Sinto algo passar por cima do meu pé, e ouço o som de pequenas patas se afastando para algum canto. Ratos.

Ok, eu posso lidar com isso. Suspiro, massageando minhas têmporas. Acho.

Até onde consigo ver, só há uma lâmpada. Mas ela não está em suas melhores condições. O modo como ela falha e volta novamente me lembra um daqueles enfeites de natal. Só que totalmente descompassado. Desvio o olhar, e me concentro no som à minha esquerda.

Goteiras. Não apenas à esquerda, como também à frente. Exatamente no mesmo local onde a lâmpada está. Ando um pouco, tentando não respirar a poeira que meus passos estão levantando, mas sem sucesso. Quanto mais perto da lâmpada eu chego, mais sufocada me sinto.

Tiro o celular do bolso de trás da calça e olho as horas. Ainda tenho um minuto.

Chego até a lâmpada, tomando cuidado em desviar da goteira, e olho ao redor. Consigo avistar uma porta grande um segundo antes da lâmpada falhar novamente e a luz ir embora. Franzo as sobrancelhas, tentando arranjar um pouco de paciência, mas então ela faz um barulho irritante de eletricidade, e pisca mais uma série de vezes.

Cerro os punhos, mordendo o lábio inferior com força, e agarro a maçaneta da porta com uma as mãos. O metal está coberto de poeira, e posso sentir os lugares onde ele já enferrujou.

Olho para o teto, percebendo que a luz foi embora de novo, e ergo uma sobrancelha, inspirando com força. Então, viro-me de volta para a escadaria à minha frente e subo o primeiro degrau.

Um segundo antes da lâmpada explodir atrás de mim.

Olho para o gigantesco lance de escadas à minha frente, e suspiro desanimada. Chuto o degrau à minha frente com a ponta da bota, e estalo o pescoço, me preparando para correr.

O prédio tem vinte andares, e eu estou no último degrau da escada que dá para a cobertura.

Seguro a maçaneta, abafando um bocejo com a outra mão.

— Certo... — murmuro, finalmente abrindo a porta.

O vento frio da noite acerta meu rosto, e eu inspiro profundamente. O único minuto que passei dentro do prédio foi o suficiente para me fazer sentir falto do ar puro.

— Hm... Oi? — pergunto para o nada.

Ok Mei, você já pode parar de bancar a idiota, penso.

— Olha só, eu corri todo o caminho até aqui, então acho melhor você aparecer antes que eu comece a chutar o ar até achar essa sua bunda inútil e covarde! — resmungo, irritada.

Sem resposta.

Respiro calmamente, tentando reunir toda a calma que não tenho. Massageio minhas têmporas com as pontas dos dedos, e fecho os olhos lentamente. Então, ando até o muro de proteção e observo a rua, vários metros abaixo.
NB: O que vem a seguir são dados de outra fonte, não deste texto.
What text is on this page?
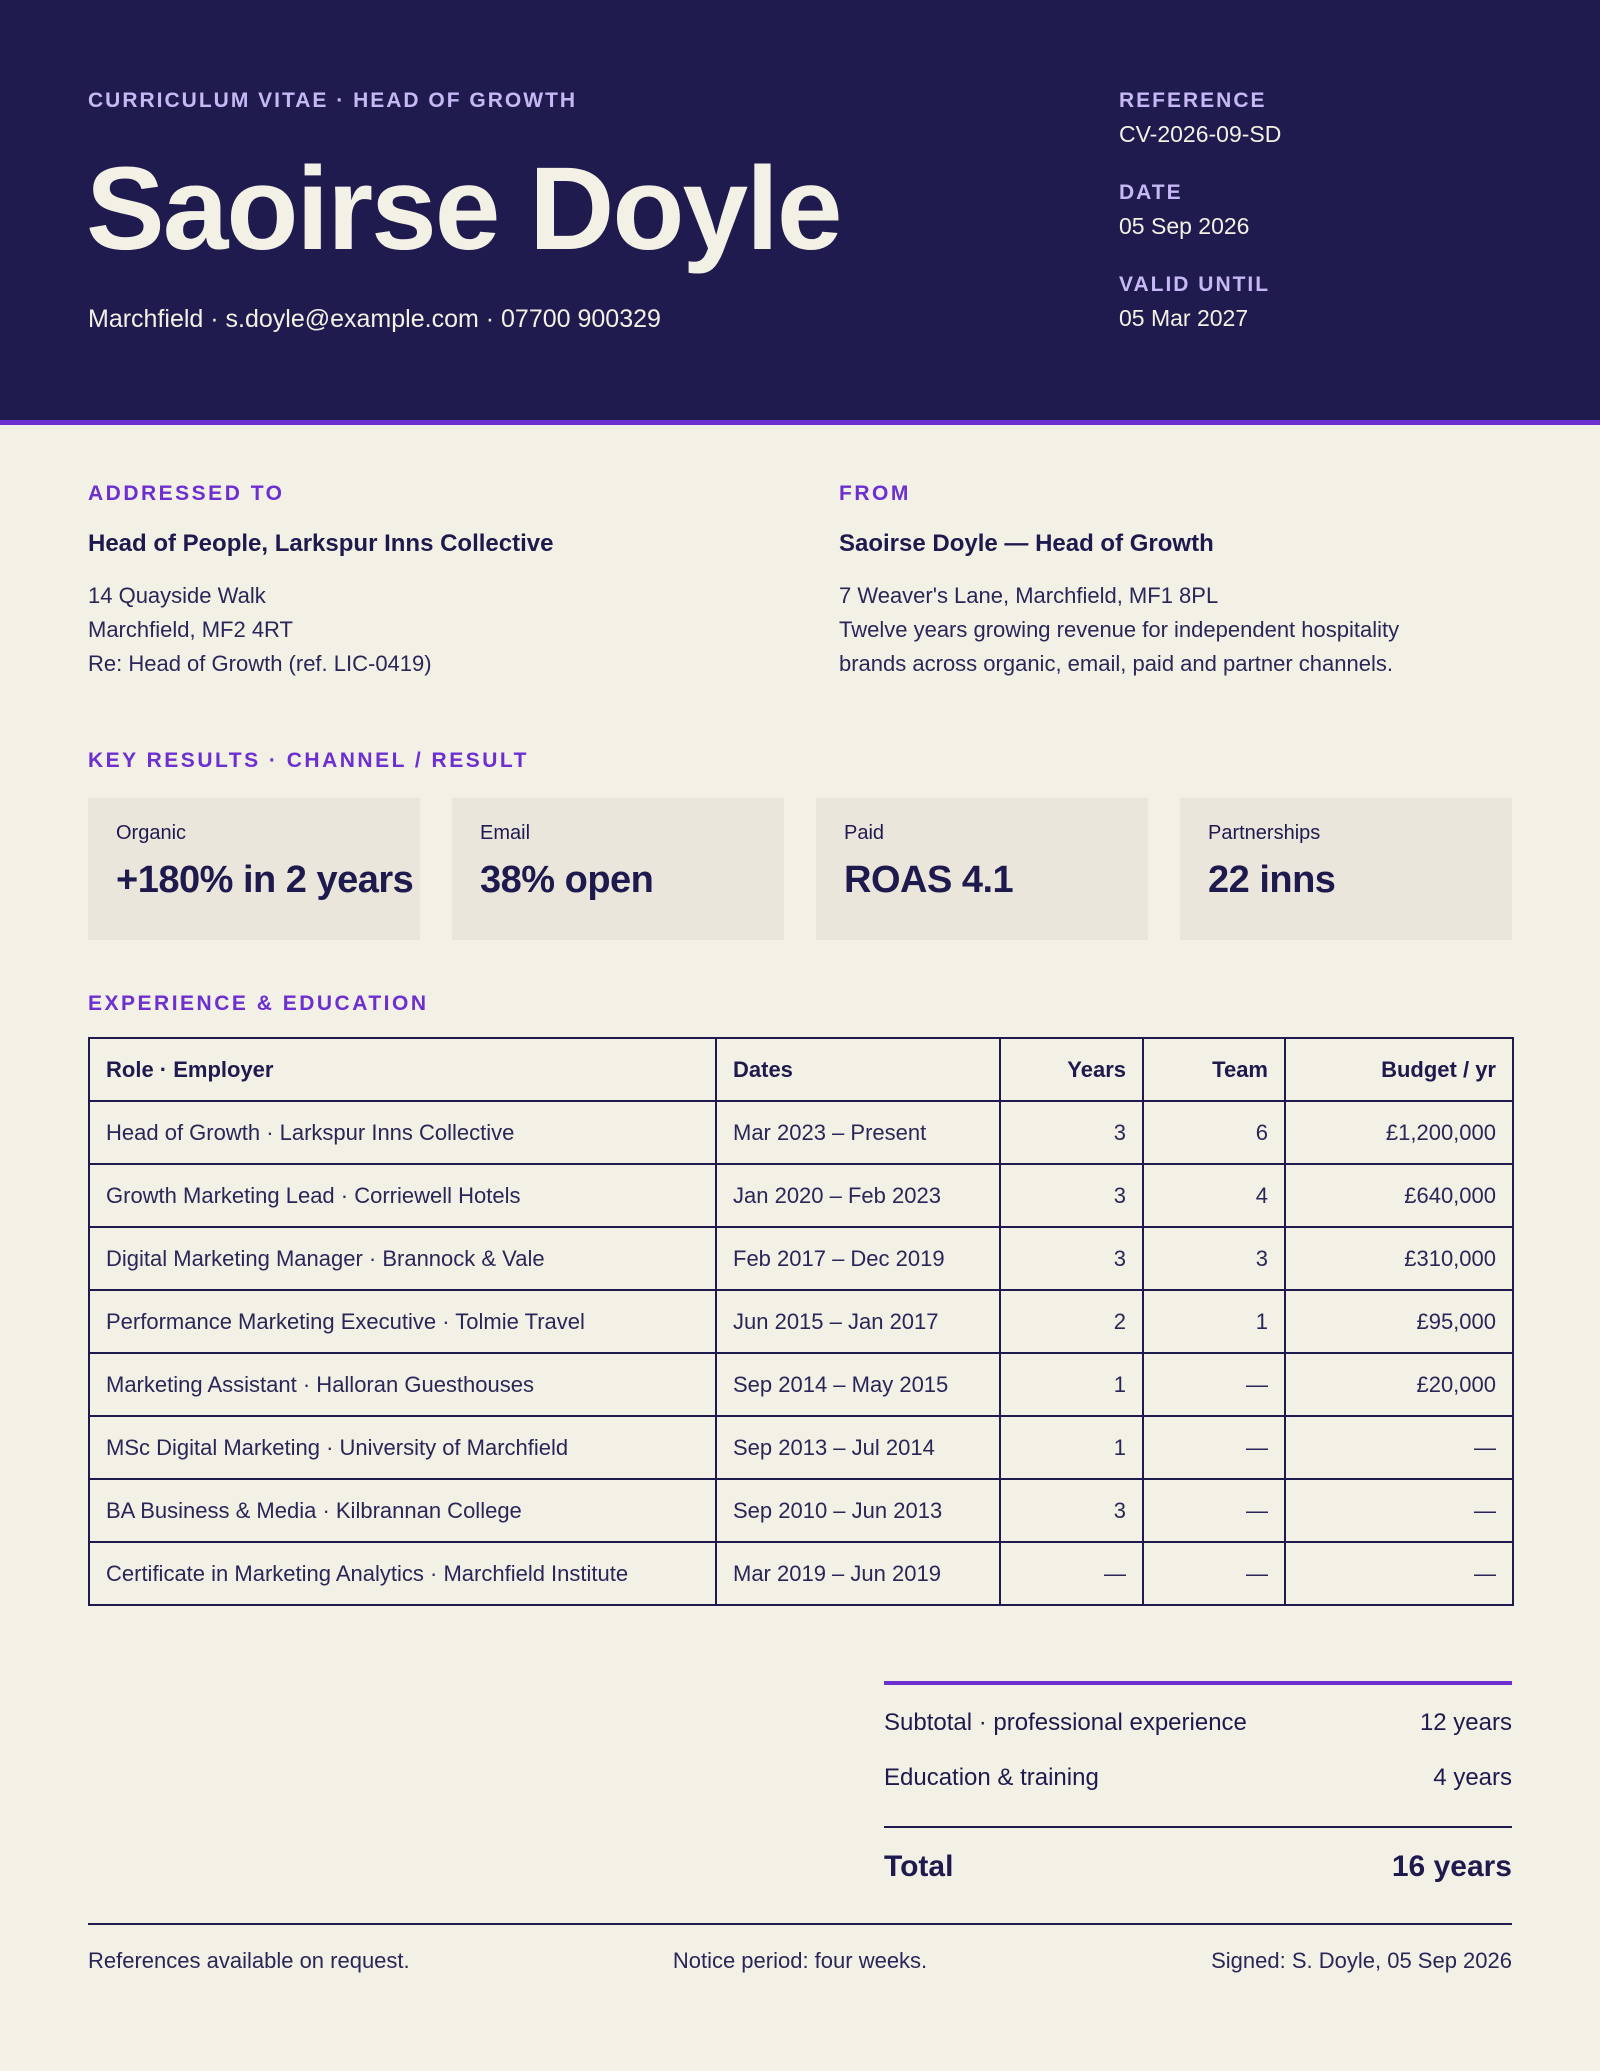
CURRICULUM VITAE · HEAD OF GROWTH
Saoirse Doyle
Marchfield · s.doyle@example.com · 07700 900329
REFERENCE
CV-2026-09-SD
DATE
05 Sep 2026
VALID UNTIL
05 Mar 2027
ADDRESSED TO
Head of People, Larkspur Inns Collective
14 Quayside Walk
Marchfield, MF2 4RT
Re: Head of Growth (ref. LIC-0419)
FROM
Saoirse Doyle — Head of Growth
7 Weaver's Lane, Marchfield, MF1 8PL
Twelve years growing revenue for independent hospitality
brands across organic, email, paid and partner channels.
KEY RESULTS · CHANNEL / RESULT
Organic
+180% in 2 years
Email
38% open
Paid
ROAS 4.1
Partnerships
22 inns
EXPERIENCE & EDUCATION
Role · Employer	Dates	Years	Team	Budget / yr
Head of Growth · Larkspur Inns Collective	Mar 2023 – Present	3	6	£1,200,000
Growth Marketing Lead · Corriewell Hotels	Jan 2020 – Feb 2023	3	4	£640,000
Digital Marketing Manager · Brannock & Vale	Feb 2017 – Dec 2019	3	3	£310,000
Performance Marketing Executive · Tolmie Travel	Jun 2015 – Jan 2017	2	1	£95,000
Marketing Assistant · Halloran Guesthouses	Sep 2014 – May 2015	1	—	£20,000
MSc Digital Marketing · University of Marchfield	Sep 2013 – Jul 2014	1	—	—
BA Business & Media · Kilbrannan College	Sep 2010 – Jun 2013	3	—	—
Certificate in Marketing Analytics · Marchfield Institute	Mar 2019 – Jun 2019	—	—	—
Subtotal · professional experience	12 years
Education & training	4 years
Total	16 years
References available on request.	Notice period: four weeks.	Signed: S. Doyle, 05 Sep 2026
Há três carros estacionados na rua. Dois deste lado da calçada, e um do outro. Alguém que julgo estar bêbado demais para ter algum senso do ridículo, entoa — ou ao menos tenta — uma música que não reconheço em meio aos soluços. Sorrio levemente, incapaz de contrariar o fato de que apesar de deplorável, a cena é engraçada.

Então ele tropeça em algo que, aparentemente, apenas ele consegue enxergar, e seu ombro bate com força no muro de uma loja. Ele abraça a garrafa de bebida perto do rosto, e a medida que suas pernas perdem as forças, vai deslizando até estar sentado no cimento sujo da calçada.

E é exatamente neste momento que ele começa a chorar.

Ergo as sobrancelhas, surpresa com uma mudança de humor tão repentina, mas logo desvio o olhar. Não vim aqui para observar bêbados solitários resmungando contra a injustiça do mundo. Não é da minha conta.

Giro sobre os calcanhares, ficando de costa para a vista da rua, e apoio meus cotovelos no muro.

— E então? — pergunto, erguendo uma sobrancelha — Vai aparecer ou... —

Não tenho tempo de terminar minha frase. Ouço o som do ar sendo cortado por algo, e todos os meus sentidos gritam: Cuidado!

Desvio facilmente, apenas deslizando meu pé de apoio no chão e girando para longe do lugar onde antes estava parada. Olho para o muro onde, exatamente no mesmo local onde um segundo atrás estivera minha perna, há uma longa faca cravada.

— Eu não sei você, mas... eu não vim aqui para brincar de esconde-esconde — digo, estalando os dedos.

Ouço uma risada seca.

— Prepotente como sempre... — uma voz masculina e rouca, diz, de algum lugar que não consigo adivinhar.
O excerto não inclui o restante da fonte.